To explore the influencing factors of CF, the study analyzed the most recent MICS data from 2016. The survey methodology involved a two-stage stratified sampling procedure, selecting census enumeration areas as primary sampling units (PSUs) and households within each PSU. The inclusion criteria for mother-child pairs in the analysis included mothers aged 15-49 years, the youngest singleton child aged 6-23 months, children alive at the time of the survey, and children living with their mothers.

The study analyzed four CF indicators defined by the World Health Organization (WHO): INTRO, MMF, MDD, and MAD. The indicators were defined based on specific criteria outlined by the WHO. The study selected influencing factors at the individual, household, and community levels, considering variables such as child, maternal, and paternal characteristics, household structures and socioeconomic status, and access to healthcare within the community.

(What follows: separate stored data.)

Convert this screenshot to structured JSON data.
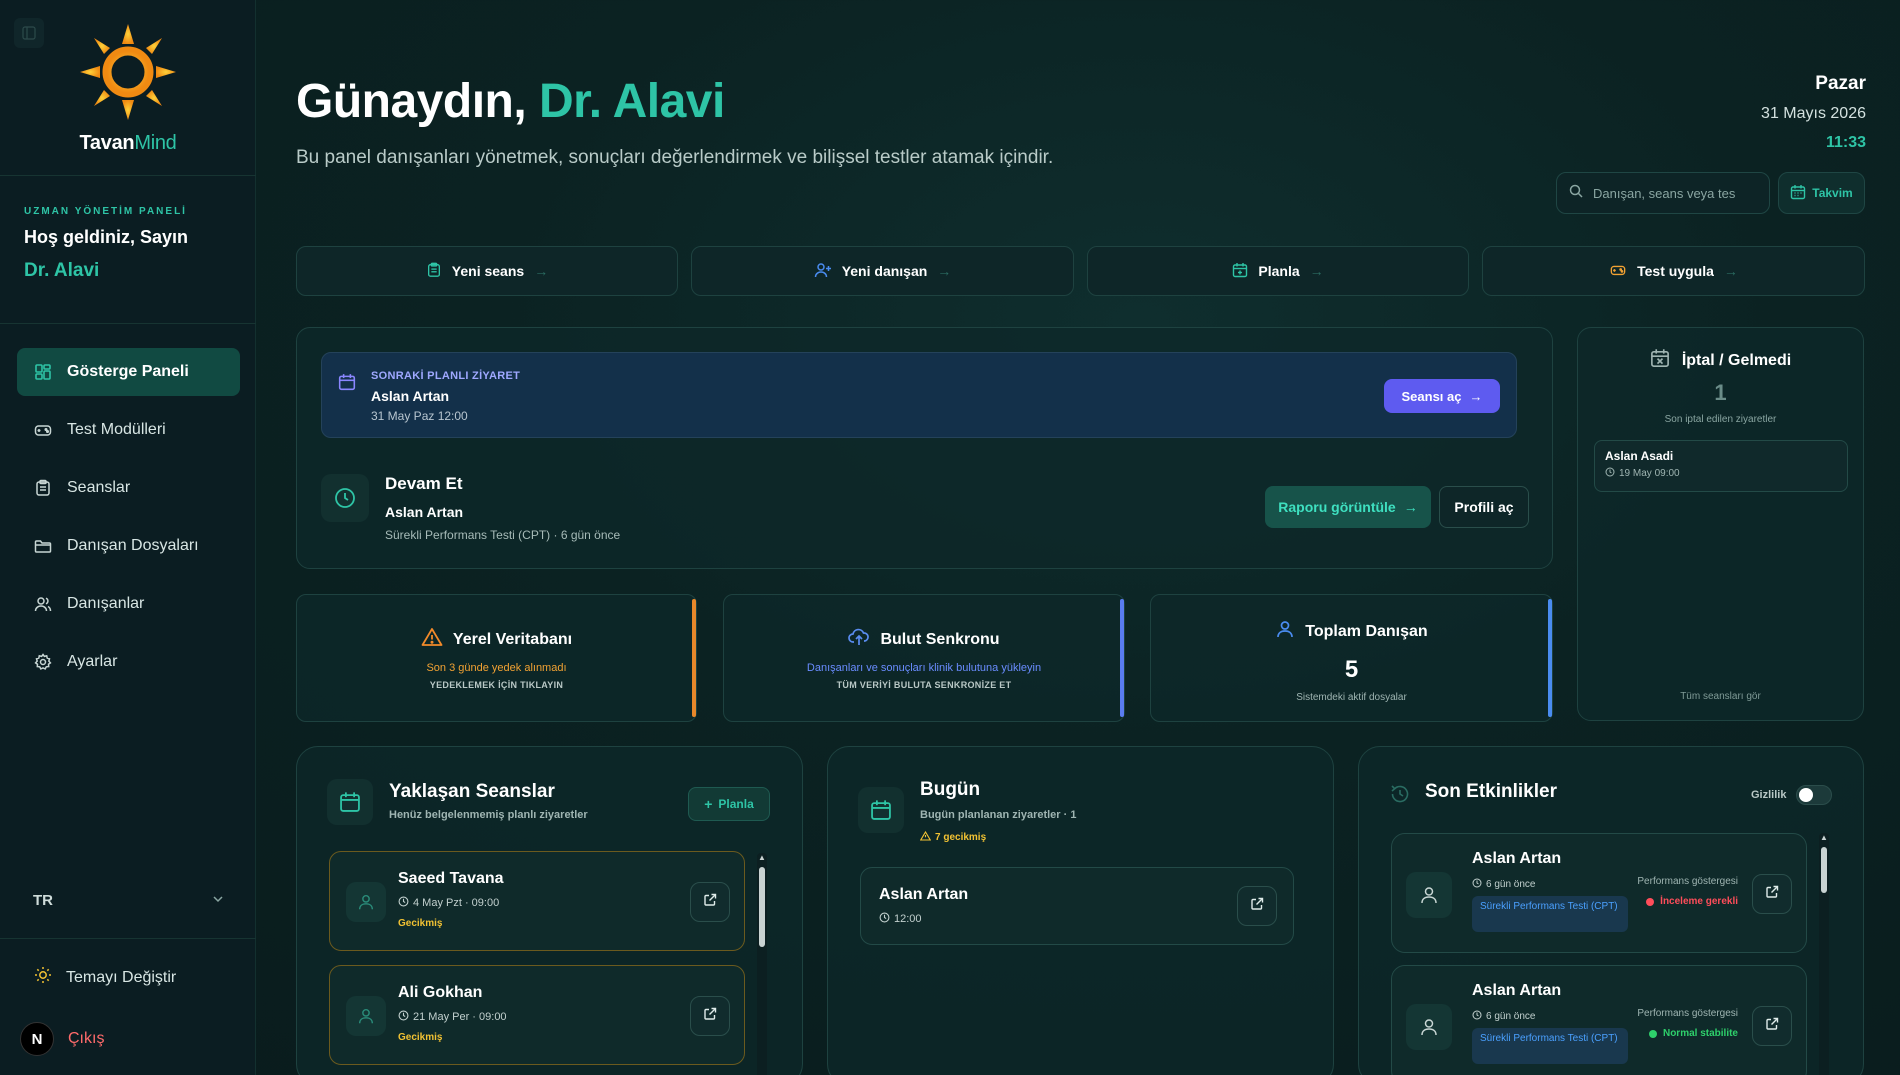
{
  "brand": {
    "name_part1": "Tavan",
    "name_part2": "Mind"
  },
  "sidebar": {
    "kicker": "UZMAN YÖNETİM PANELİ",
    "hello": "Hoş geldiniz, Sayın",
    "user": "Dr. Alavi",
    "items": [
      {
        "label": "Gösterge Paneli",
        "icon": "dashboard-icon",
        "active": true
      },
      {
        "label": "Test Modülleri",
        "icon": "gamepad-icon"
      },
      {
        "label": "Seanslar",
        "icon": "clipboard-icon"
      },
      {
        "label": "Danışan Dosyaları",
        "icon": "folder-icon"
      },
      {
        "label": "Danışanlar",
        "icon": "users-icon"
      },
      {
        "label": "Ayarlar",
        "icon": "gear-icon"
      }
    ],
    "language": "TR",
    "theme_label": "Temayı Değiştir",
    "logout_label": "Çıkış",
    "badge": "N"
  },
  "header": {
    "greet_prefix": "Günaydın, ",
    "greet_name": "Dr. Alavi",
    "subtitle": "Bu panel danışanları yönetmek, sonuçları değerlendirmek ve bilişsel testler atamak içindir.",
    "day": "Pazar",
    "date": "31 Mayıs 2026",
    "time": "11:33",
    "search_placeholder": "Danışan, seans veya tes",
    "calendar_label": "Takvim"
  },
  "quick_actions": [
    {
      "label": "Yeni seans",
      "icon": "clipboard-icon"
    },
    {
      "label": "Yeni danışan",
      "icon": "user-plus-icon"
    },
    {
      "label": "Planla",
      "icon": "calendar-plus-icon"
    },
    {
      "label": "Test uygula",
      "icon": "gamepad-icon"
    }
  ],
  "next_visit": {
    "kicker": "SONRAKİ PLANLI ZİYARET",
    "name": "Aslan Artan",
    "date": "31 May Paz 12:00",
    "button": "Seansı aç"
  },
  "resume": {
    "title": "Devam Et",
    "name": "Aslan Artan",
    "desc": "Sürekli Performans Testi (CPT) · 6 gün önce",
    "report_button": "Raporu görüntüle",
    "profile_button": "Profili aç"
  },
  "cancellations": {
    "title": "İptal / Gelmedi",
    "count": "1",
    "sub": "Son iptal edilen ziyaretler",
    "item_name": "Aslan Asadi",
    "item_date": "19 May 09:00",
    "footer": "Tüm seansları gör"
  },
  "stats": {
    "local": {
      "title": "Yerel Veritabanı",
      "line1": "Son 3 günde yedek alınmadı",
      "line2": "YEDEKLEMEK İÇİN TIKLAYIN",
      "accent": "#e8882a"
    },
    "cloud": {
      "title": "Bulut Senkronu",
      "line1": "Danışanları ve sonuçları klinik bulutuna yükleyin",
      "line2": "TÜM VERİYİ BULUTA SENKRONİZE ET",
      "accent": "#5a7cf0"
    },
    "total": {
      "title": "Toplam Danışan",
      "value": "5",
      "line1": "Sistemdeki aktif dosyalar",
      "accent": "#4a8cf0"
    }
  },
  "upcoming": {
    "title": "Yaklaşan Seanslar",
    "sub": "Henüz belgelenmemiş planlı ziyaretler",
    "plan_button": "Planla",
    "sessions": [
      {
        "name": "Saeed Tavana",
        "date": "4 May Pzt · 09:00",
        "status": "Gecikmiş"
      },
      {
        "name": "Ali Gokhan",
        "date": "21 May Per · 09:00",
        "status": "Gecikmiş"
      }
    ]
  },
  "today": {
    "title": "Bugün",
    "sub": "Bugün planlanan ziyaretler · 1",
    "warning": "7 gecikmiş",
    "item_name": "Aslan Artan",
    "item_time": "12:00"
  },
  "activities": {
    "title": "Son Etkinlikler",
    "privacy_label": "Gizlilik",
    "items": [
      {
        "name": "Aslan Artan",
        "ago": "6 gün önce",
        "tag": "Sürekli Performans Testi (CPT)",
        "perf_label": "Performans göstergesi",
        "status": "İnceleme gerekli",
        "status_color": "#ff4d5a"
      },
      {
        "name": "Aslan Artan",
        "ago": "6 gün önce",
        "tag": "Sürekli Performans Testi (CPT)",
        "perf_label": "Performans göstergesi",
        "status": "Normal stabilite",
        "status_color": "#2ed06b"
      }
    ]
  }
}
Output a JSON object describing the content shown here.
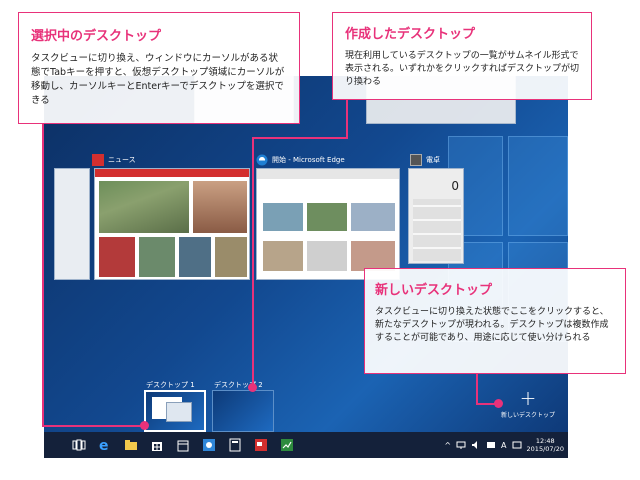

Data analysis was performed using STATA/SE 15.1, and prevalence of CF indicators was extracted from the national survey reports. Multivariable models were applied to determine the associations between influencing factors and CF indicators among children aged 6-23 months.

In summary, the study utilized nationally representative survey data to analyze CF trends and influencing factors in Côte d’Ivoire. The methodology involved data extraction, analysis of survey data, and multivariable modeling to identify significant risk factors associated with CF indicators.